The three-hour side trip to Tatarstan captured the ambitions and limitations of Mrs. Clinton’s approach to being secretary of state, nine months into her tenure. It was driven, her aides say, by her desire to get out of capital cities, to places where she could mingle with people.

But the stop in Kazan had a rushed feel to it, and Mrs. Clinton has little time these days for even brief forays. Minutes after her plane took off from Kazan, she holed up in her cabin to take part, by secure telephone link, in the White House’s latest meeting on Afghanistan.

Mrs. Clinton has managed to keep encounters with students on her schedule. Her talk in Moscow drew noisy applause, and she was asked questions about issues like the American role in the global economic crisis and the dispute between the United States and Russia over Georgia.
Asked to name the book that had made the biggest impact on her, she singled out “The Brothers Karamazov.” The parable of the Grand Inquisitor in Dostoyevsky’s novel, she said, speaks to the dangers of certitude.

“For a lot of reasons, that was an important part of my thinking,” Mrs. Clinton said. “One of the greatest threats we face is from people who believe they are absolutely, certainly right about everything.”

From there, it was a short rhetorical leap for Mrs. Clinton to encourage Russia to open its political system.

She even struck an implicit blow for diversity when she cut the ribbon on a statue of the poet Walt Whitman at the university. Local gay activists protested because one of the Russian officials on hand to honor Whitman, a gay icon, was Moscow’s mayor, Yuri M. Luzhkov, who has made hostile statements about homosexuals and banned gay pride parades in the city.

For her part, Mrs. Clinton noted that in his writing Whitman celebrated the similarities between Russians and Americans.

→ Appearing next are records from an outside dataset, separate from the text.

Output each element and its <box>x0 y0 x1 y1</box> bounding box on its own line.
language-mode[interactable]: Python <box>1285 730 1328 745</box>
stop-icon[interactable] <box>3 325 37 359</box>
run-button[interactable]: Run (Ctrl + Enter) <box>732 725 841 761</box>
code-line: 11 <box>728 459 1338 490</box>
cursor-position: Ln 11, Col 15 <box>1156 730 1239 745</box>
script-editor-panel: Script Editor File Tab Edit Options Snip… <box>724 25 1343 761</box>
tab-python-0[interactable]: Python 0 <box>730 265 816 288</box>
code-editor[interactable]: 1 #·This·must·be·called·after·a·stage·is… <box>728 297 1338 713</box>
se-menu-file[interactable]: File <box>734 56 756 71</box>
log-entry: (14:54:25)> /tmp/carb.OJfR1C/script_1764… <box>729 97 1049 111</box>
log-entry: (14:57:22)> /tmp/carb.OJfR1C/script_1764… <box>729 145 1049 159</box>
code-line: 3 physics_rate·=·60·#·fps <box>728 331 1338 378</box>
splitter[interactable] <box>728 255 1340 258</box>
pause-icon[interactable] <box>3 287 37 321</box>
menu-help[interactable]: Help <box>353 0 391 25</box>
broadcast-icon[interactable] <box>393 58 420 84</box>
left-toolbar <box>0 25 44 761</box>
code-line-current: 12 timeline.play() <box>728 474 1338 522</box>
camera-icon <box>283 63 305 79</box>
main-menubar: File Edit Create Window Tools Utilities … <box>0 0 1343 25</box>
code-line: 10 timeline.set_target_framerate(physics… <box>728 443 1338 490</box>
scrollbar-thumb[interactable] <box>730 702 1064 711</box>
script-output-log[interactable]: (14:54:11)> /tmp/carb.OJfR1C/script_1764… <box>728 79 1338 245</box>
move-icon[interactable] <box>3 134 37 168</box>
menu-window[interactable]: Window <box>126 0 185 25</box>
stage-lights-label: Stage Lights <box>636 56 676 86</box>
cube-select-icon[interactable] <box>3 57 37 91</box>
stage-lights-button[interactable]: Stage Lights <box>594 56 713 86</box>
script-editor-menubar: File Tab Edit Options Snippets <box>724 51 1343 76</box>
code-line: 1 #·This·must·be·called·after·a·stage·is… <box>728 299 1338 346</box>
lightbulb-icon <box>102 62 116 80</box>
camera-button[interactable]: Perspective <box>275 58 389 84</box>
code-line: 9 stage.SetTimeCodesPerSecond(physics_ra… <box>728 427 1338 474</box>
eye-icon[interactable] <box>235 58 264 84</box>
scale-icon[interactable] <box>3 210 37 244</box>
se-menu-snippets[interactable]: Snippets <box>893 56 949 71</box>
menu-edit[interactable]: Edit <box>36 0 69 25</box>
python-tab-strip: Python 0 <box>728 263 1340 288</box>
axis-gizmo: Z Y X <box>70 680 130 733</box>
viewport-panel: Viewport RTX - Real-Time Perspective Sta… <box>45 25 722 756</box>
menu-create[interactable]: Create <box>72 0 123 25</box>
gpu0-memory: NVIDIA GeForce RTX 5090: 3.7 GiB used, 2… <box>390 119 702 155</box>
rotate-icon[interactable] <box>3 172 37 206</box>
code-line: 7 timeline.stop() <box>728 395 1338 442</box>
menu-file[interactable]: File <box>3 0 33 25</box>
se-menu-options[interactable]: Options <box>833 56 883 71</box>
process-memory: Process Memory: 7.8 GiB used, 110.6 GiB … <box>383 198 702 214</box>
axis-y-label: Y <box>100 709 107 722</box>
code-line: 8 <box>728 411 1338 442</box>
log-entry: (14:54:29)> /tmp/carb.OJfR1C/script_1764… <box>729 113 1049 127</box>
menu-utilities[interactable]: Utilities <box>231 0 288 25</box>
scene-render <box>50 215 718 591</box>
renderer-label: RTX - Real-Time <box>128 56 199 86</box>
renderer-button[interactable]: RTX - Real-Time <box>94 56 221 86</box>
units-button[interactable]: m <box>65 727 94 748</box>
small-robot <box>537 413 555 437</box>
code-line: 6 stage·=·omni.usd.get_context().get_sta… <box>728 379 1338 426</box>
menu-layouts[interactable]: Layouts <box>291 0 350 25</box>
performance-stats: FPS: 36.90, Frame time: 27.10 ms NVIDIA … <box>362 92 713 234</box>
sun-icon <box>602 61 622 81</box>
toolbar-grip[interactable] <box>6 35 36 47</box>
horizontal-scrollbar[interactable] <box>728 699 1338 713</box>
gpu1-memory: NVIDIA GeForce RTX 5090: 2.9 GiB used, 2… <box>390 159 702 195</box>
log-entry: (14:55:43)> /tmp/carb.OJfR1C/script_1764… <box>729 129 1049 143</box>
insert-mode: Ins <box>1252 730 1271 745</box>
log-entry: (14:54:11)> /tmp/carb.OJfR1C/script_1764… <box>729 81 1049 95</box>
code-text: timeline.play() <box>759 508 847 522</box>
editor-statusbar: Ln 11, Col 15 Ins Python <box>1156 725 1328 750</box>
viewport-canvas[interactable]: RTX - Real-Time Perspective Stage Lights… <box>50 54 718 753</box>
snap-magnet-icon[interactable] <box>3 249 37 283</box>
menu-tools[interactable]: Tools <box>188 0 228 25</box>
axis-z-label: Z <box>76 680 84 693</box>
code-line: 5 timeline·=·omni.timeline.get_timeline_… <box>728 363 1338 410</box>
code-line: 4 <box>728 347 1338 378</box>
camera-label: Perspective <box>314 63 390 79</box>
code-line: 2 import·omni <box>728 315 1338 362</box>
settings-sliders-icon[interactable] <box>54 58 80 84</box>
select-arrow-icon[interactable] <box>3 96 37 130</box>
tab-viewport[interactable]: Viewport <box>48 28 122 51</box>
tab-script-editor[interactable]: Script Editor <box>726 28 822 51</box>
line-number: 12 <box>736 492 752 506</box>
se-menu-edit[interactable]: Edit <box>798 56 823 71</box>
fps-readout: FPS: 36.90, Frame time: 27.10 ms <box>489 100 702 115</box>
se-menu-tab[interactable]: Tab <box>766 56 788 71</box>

Yet Mrs. Clinton’s emphasis was on the new rather than the old. She told the students that they symbolized a new Russia, one that produced innovators like Sergey Brin, who was born in Moscow and helped to start the Internet search giant Google. And she praised President Dmitri A. Medvedev of Russia for charting a vision of the country’s future based on technological innovation rather than mineral wealth.

Mrs. Clinton’s visit underscores the Obama administration’s growing attachment to Mr. Medvedev, Vladimir V. Putin’s handpicked choice to succeed him as president. Last month, the White House made much of Mr. Medvedev’s support for its tough stance toward Iran.

After Mrs. Clinton’s meeting on Tuesday with the foreign minister, Sergey V. Lavrov, in which he ruled out threatening Iran with sanctions, she went to see Mr. Medvedev at his dacha outside Moscow. American officials said that Mr. Medvedev was unstinting in his support for the administration.

But on a visit to Beijing on Wednesday, Mr. Putin told reporters that he believed that it was too early to consider tough sanctions against Iran, suggesting that threats would poison negotiations.